Director Michael Mann was making hyper-stylish globalized blockbusters back when the Transformers franchise was but a robot-alien twinkle in Michael Bay's expensive-sunglass-covered eye.
Mann's new film, the hacker thriller Blackhat, feels like a spiritual sequel to his 2006 adaptation of Miami Vice, which, love it or loathe it, often embodied the kind of thrilling, larger-than-life lushness that Mann can do better than anyone else. And Blackhat manages to be even more unmoored and beautiful and remote and empty. It involves a continent-hopping terrorist plot that brings together the FBI, Chinese officials, and a convict released from prison for the occasion. And it is, for the most part, amazingly dull.
Blackhat stars Chris Hemsworth as Nicholas Hathaway (who's referred to by his last name like it's some notorious handle), a man in the middle of serving a decade-plus sentence for his past hacking misdeed when he's furloughed from prison at the insistence of his old MIT roommate, Chen Dawai (Wang Leehom), now a security analyst with the Chinese government. A malicious hacker has caused a meltdown on a Chinese nuclear plant using a remote administration tool Hathaway and Chen wrote back in college. Joined by Dawai's network engineer sister Lien (Tang Wei) and — in the spirit of international cooperation — FBI agents Barrett (Viola Davis) and Jessup (Holt McCallany), the team tracks the hacker from the U.S. to Hong Kong and Indonesia.
Hemsworth definitely looks great as Hathaway, strolling through a Malaysian mining site in a deep V-neck and sunglasses or manfully huddling over a keyboard, his blond mane perfectly disheveled. But sometimes, he has to open his mouth to mutter incoherent cyberbabble (Morgan Davis Foehl wrote the screenplay) in what's best described as a generically working-class American accent. Hemsworth's been plenty charismatic as Thor in the Marvel Studios movies and in films like Rush and The Cabin in the Woods, but he's just a beautiful absence here, an unconvincing computer genius and a lumpish leading man.

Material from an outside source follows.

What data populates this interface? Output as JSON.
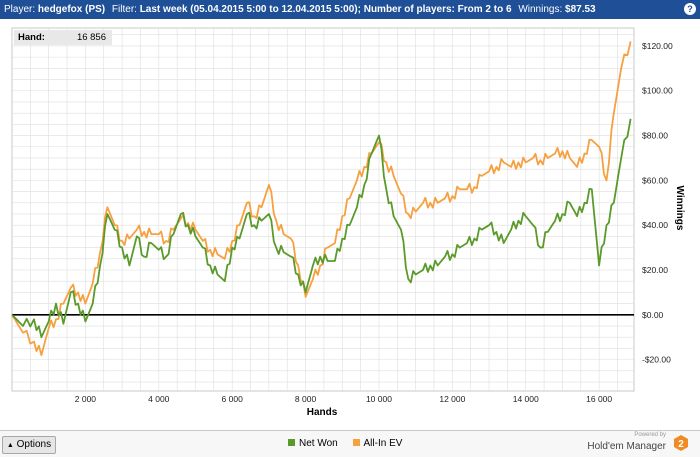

He's not alone in looking lost, though — Tang, who rose to fame in Ang Lee's Lust, Caution, and whose English is heavily accented, struggles through her own creaky dialogue with evident discomfort. Davis, who can inject life into the most thankless role, does her best with one in which her only bit of character development is a breathtakingly brief, shameless bit about 9/11. American-born Taiwanese pop star/actor Wang is fine, and McCallany looks neat in a shoot-out. But that's not entirely on the actors. All of the performances feel like they've had the volume turned down, to such a degree that it has to be a choice on the part of Mann, as if he's impatient with letting his actors say anything, as if their characters' dramas are getting in the way.
But getting in the way of what exactly? Yes, no one these days would dispute the incredible damage that hacking can do. And while the villain's second trick entails some not-particularly-sexy meddling with soy futures, it still makes a valid point about what could happen if someone interfered with the market. But the movie treats hacking as a combination of magic (the camera follows electrical charges inside computers) and some amusingly obvious tricks. When Hathaway decides to break into the NSA to use one of their programs, he does so by email phishing an agent there in a sequence that's breathtakingly anticlimactic. For his next move, you think, will he charge a lot of pizzas to the guy's credit card?

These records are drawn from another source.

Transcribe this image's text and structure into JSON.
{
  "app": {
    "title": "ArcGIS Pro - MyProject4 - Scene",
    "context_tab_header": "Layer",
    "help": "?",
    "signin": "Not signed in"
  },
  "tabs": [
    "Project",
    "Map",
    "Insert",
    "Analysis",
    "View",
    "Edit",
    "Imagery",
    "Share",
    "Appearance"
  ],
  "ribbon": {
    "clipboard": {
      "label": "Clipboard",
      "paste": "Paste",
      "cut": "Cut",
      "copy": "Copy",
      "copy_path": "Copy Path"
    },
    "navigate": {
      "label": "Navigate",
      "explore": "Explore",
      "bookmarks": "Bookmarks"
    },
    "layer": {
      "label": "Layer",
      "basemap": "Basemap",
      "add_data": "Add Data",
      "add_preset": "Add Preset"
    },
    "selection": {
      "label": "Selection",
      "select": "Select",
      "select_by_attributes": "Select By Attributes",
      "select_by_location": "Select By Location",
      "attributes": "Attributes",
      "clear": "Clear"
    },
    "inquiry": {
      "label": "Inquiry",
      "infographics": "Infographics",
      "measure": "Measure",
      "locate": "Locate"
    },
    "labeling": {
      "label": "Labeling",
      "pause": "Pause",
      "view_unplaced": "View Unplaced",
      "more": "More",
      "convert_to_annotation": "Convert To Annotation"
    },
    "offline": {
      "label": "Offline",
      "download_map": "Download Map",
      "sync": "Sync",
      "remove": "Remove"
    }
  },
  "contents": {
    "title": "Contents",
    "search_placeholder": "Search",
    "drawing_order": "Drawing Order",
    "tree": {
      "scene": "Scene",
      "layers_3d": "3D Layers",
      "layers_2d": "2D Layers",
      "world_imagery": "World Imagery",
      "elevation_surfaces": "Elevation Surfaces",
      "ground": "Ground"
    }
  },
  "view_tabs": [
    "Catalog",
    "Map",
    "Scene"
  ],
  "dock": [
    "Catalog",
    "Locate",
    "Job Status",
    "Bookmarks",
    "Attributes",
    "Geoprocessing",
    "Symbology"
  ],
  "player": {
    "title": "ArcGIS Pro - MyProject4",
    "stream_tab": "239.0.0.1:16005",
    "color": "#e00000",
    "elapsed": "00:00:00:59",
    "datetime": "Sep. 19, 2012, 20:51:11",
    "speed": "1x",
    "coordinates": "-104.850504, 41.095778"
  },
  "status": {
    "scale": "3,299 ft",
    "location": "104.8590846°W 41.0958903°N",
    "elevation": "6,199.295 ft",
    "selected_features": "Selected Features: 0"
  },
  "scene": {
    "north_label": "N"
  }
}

When the movie ends, you might muse in retrospect that its finale was about tension between high-tech crime and the physical world, except that the showdown — staged in the middle of a festival parade — ends up being a punchline instead of profound. All that globe-hopping for such a petty clash.
Mann isn't interested in cybercrime or cyberterrorism. And Blackhat is compelling evidence that he doesn't care much about people, either, at least as anything more than photogenic set dressing. The script is so preposterous that it could have been trashy fun in the hands of another filmmaker, but Mann is too gifted a director for that. Instead, he's essentially muted the narrative to make an extremely expensive art film starring a diverse, strategic coterie of international talent, a collection of gorgeous little highlights and overall malaise.
When Hathaway notices Lien, the camera mimics his gaze and zeroes in on the nape of her neck, then her lips; it's a dreamy shorthand evocation of desire. When they have a clinch on a rooftop overlooking the city (it's hard to remember which one), they're basically just two attractive strangers mashing their faces together — the movie's consigned all of the time they spent getting to know one another to ellipses. Later, when Dawai notes his sister is happier with Hathaway than he's ever seen her before, the audience wonders when he had time to notice.
There's also a flatness to the digital photography Mann prefers that unifies his imagery — Los Angeles is Hong Kong is Jakarta, each city a compression of people in tall buildings that look like a circuit board at night. So many of these sequences would look sleekly lovely, if lifted and played out of context — a gunfight on the street by Quarry Bay, a private plane ride, a stakeout by a shady temple square. But the whole is dolefully listless, a thriller bored by its own supposed thrills.